The point is that the systems the vast majority of people use (say, Debian, Ubuntu, Fedora, &c.) are heavily based on GNU. So much so, in fact, that it if you really seek a single qualifier for it, it would be more appropriate to call it GNU than to call at Linux. At the core of the system lies all of the GNU system, including the coreutils, GCC, binutils, bash, texinfo, gzip, glibc, all the reimplementations of basic system tools like grep, sed, awk and what have you not. What you're normally actually using, as a user, is more often than not GNU code. (And that applies to very many GUI users, too, seeing how GNOME is part of GNU.)
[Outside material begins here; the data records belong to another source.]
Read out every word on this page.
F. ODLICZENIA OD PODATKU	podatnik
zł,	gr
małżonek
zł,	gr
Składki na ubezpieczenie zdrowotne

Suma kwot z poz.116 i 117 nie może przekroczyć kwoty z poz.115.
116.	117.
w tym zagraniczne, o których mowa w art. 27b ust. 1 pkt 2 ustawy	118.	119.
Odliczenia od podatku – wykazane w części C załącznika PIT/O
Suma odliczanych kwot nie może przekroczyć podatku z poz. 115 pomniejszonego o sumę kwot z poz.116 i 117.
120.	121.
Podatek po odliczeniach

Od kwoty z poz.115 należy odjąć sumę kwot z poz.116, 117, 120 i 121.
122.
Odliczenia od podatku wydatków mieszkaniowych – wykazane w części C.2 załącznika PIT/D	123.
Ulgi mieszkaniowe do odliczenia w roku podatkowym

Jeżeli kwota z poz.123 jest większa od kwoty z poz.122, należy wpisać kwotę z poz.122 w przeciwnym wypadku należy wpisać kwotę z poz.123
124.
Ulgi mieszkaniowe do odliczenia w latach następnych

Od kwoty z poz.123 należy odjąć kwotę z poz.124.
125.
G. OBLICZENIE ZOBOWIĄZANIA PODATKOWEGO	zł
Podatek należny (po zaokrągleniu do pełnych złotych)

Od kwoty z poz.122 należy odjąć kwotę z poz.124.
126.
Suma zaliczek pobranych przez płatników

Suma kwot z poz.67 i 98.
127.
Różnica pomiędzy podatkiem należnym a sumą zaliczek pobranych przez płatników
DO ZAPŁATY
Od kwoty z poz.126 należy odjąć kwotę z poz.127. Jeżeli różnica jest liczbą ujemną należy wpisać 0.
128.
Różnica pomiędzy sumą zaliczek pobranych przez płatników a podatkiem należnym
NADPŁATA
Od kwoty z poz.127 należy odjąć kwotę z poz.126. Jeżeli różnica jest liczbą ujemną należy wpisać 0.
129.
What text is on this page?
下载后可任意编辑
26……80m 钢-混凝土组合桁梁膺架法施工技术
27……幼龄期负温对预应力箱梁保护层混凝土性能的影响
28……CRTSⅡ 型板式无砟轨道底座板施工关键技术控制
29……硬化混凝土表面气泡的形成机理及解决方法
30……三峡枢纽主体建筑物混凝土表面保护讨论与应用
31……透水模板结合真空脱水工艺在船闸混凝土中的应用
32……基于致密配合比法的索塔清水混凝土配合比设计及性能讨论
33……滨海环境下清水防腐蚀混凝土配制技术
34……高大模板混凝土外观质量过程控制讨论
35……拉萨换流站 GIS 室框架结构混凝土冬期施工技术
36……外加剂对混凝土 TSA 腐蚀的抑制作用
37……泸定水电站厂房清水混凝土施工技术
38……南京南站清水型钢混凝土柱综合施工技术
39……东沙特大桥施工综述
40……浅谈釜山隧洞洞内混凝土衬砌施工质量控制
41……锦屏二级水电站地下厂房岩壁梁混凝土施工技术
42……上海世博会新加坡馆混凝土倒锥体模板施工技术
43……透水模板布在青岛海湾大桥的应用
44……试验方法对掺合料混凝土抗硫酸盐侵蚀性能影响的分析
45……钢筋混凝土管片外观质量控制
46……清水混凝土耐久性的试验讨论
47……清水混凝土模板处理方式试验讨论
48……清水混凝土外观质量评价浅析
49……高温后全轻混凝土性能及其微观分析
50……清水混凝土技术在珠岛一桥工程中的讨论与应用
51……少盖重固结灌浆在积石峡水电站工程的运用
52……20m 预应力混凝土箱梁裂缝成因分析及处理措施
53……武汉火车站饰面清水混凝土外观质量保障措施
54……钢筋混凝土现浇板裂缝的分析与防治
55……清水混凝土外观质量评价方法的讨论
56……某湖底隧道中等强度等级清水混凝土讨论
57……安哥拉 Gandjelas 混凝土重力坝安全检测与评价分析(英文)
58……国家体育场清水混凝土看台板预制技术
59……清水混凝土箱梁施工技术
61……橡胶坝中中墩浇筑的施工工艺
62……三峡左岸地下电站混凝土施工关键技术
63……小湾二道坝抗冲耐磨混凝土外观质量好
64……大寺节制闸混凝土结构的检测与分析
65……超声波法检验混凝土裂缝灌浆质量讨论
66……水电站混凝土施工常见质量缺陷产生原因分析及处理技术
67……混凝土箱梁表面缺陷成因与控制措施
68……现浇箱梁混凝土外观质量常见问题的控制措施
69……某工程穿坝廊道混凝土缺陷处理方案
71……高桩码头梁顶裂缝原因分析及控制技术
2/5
Also, I'm not trying to force you to call the system GNU/Linux instead of Linux, honestly. I, too, usually call it Linux, but only because that's what I and others have become used to, not because I think that it is the most correct denomination to use. (Well, only when I speak with laymen, though, really. When I speak with my friends, I can usually leave out the "Linux" part of it completely and just say that I use "Debian".) On the other hand, I certainly have no wish to actively discredit GNU's extremely pivotal role in the system.